Мы нашли небольшой пруд неподалеку от конца упомянутой гряды камней. На берегу пруда два громадных монолита стояло торчмя, на подобие друидических камней. От этого места мы, наскоро сложив ограду из тюков и ящиков и нескольких травяных шалашей, образовали из них круг, внутри которого расположились лагерем и стали ждать, что будет.

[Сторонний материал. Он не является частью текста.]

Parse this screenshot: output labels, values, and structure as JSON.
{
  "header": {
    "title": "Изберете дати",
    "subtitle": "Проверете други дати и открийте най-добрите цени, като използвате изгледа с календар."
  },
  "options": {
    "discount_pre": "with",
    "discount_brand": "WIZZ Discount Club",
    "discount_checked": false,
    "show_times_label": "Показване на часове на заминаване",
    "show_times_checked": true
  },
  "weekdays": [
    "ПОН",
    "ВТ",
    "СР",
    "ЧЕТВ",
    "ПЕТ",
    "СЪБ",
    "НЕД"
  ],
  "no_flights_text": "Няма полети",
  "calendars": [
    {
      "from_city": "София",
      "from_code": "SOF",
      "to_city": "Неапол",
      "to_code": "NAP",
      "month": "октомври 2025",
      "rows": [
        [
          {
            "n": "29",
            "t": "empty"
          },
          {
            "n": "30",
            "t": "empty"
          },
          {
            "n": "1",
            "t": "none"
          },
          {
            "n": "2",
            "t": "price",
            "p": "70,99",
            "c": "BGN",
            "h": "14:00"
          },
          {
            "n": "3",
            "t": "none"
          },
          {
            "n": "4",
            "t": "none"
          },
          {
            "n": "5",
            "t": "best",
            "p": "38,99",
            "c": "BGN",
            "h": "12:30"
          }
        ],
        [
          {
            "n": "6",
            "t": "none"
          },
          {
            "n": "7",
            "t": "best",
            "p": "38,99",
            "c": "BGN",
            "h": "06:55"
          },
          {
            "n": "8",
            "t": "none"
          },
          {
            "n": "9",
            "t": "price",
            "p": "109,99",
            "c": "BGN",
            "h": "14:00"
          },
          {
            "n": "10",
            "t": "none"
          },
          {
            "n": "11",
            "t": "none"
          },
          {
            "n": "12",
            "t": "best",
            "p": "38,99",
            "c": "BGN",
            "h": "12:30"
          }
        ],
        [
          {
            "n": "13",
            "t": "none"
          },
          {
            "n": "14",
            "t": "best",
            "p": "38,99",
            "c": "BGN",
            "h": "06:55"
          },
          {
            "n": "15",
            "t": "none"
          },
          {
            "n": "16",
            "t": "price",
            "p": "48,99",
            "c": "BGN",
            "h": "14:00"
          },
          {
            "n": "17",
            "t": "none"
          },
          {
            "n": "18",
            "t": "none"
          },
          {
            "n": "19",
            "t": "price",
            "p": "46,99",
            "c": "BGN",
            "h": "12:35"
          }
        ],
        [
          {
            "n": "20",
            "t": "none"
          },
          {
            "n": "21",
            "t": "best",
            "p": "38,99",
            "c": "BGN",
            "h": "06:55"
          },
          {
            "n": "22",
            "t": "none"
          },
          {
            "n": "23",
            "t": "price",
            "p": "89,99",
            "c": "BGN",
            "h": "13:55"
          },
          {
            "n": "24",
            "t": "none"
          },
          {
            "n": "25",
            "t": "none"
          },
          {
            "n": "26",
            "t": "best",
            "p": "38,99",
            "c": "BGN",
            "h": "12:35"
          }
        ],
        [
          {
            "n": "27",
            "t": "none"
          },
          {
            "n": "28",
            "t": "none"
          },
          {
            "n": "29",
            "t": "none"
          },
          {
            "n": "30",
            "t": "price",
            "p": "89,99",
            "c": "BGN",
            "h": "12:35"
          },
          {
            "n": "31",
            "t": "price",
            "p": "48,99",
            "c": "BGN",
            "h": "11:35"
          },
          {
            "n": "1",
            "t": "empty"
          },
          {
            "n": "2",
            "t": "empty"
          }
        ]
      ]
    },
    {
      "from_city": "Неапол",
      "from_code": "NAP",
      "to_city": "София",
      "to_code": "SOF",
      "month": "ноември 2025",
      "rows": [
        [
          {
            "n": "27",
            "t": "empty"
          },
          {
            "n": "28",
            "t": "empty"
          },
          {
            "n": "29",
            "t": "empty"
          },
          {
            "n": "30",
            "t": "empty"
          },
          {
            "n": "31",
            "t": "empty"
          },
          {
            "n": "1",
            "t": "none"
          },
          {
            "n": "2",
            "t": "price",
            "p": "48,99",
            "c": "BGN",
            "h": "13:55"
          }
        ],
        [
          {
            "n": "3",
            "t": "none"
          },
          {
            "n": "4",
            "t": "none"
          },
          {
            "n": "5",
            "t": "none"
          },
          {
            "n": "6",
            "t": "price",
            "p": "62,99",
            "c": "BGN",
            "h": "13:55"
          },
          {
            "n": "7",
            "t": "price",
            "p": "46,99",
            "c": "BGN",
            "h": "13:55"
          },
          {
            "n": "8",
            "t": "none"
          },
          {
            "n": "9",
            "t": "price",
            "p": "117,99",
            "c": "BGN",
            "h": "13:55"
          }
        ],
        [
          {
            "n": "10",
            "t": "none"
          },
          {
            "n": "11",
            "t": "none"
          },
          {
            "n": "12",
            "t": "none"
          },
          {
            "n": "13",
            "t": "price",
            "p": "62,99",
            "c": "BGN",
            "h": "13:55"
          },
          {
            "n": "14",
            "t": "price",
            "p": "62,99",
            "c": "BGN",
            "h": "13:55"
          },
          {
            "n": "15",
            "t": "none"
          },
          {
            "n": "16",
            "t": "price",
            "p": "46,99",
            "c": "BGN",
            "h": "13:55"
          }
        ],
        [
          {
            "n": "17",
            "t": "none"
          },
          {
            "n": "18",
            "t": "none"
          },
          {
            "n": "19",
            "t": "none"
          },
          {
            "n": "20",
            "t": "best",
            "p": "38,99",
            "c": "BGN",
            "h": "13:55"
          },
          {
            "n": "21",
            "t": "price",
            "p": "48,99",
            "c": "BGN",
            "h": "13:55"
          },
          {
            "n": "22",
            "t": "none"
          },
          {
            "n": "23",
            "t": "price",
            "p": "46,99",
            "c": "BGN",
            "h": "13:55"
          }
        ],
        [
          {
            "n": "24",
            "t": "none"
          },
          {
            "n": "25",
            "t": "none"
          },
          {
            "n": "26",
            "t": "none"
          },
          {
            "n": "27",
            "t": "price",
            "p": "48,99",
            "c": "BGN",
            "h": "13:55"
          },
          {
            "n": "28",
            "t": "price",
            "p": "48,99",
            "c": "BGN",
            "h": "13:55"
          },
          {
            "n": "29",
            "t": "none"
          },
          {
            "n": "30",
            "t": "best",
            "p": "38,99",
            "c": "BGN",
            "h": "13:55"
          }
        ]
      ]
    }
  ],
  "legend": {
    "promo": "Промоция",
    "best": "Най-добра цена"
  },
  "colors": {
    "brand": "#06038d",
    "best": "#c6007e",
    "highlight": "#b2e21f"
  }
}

Из лагеря нам видно было старое русло высохшего озера, тянувшееся на многие мили. На расстоянии полумили одна от другой расположены были деревушки, обнесенные оградами из молочайника. Свободное пространство между ними служило очевидно общим выгоном, на котором голодный скот обглодал траву вплотную. По дороге к лагерной стоянке одно стадо мы захватили с собой, но я велел сейчас выпустить его обратно в поле, потом позвал пленного монангуе и стад его допрашивать, с чего им вздумалось с нами воевать. Но он не мог — а может быть не хотел — ничего сказать. Мы одели его в лучшее платье и отослали домой, поручив сказать Мелиссе, что мы белокожие люди, друзья Стокса, что, у нас в караване немало носильщиков уасукумов, что ни с кем драться мы не желаем, а стремимся как можно скорее добраться до морского берега. Пленника проводили из лагеря и в расстоянии четверти мили от селения в утесах отпустили с миром. Он не возвращался, но в течение дня несколько раз делались попытки раздразнить нас, а в 4 часа пополудни с севера востока и юга разом показались три отдельных скопища, и не с добрыми намерениями. Тогда я распорядился выставить пушку.

Уасукумы подходили все ближе, но осторожно и, как мне показалось, нехотя. Впереди толпы, направлявшейся с юга, несколько человек все выскакивали вперед и прыгали саженях в полутораста от нас. Одного из них мы подстрелили на повал, и вслед за тем выстрелили из пушки в их сторону, выпустив до полутораста патронов за раз. Ни одного туземца даже не задели, но этого широко разлетевшегося выстрела и града пуль было достаточно: они бежали. Я послал один отряд на встречу толпе шедшей с востока, другой отряд направился пригрозить надвигавшимся [396] с севера, и уасукумы отступили по всей линии. Только одного воина у них убили во время этой демонстрации, в которой принимали участие вероятно 2.000 человек.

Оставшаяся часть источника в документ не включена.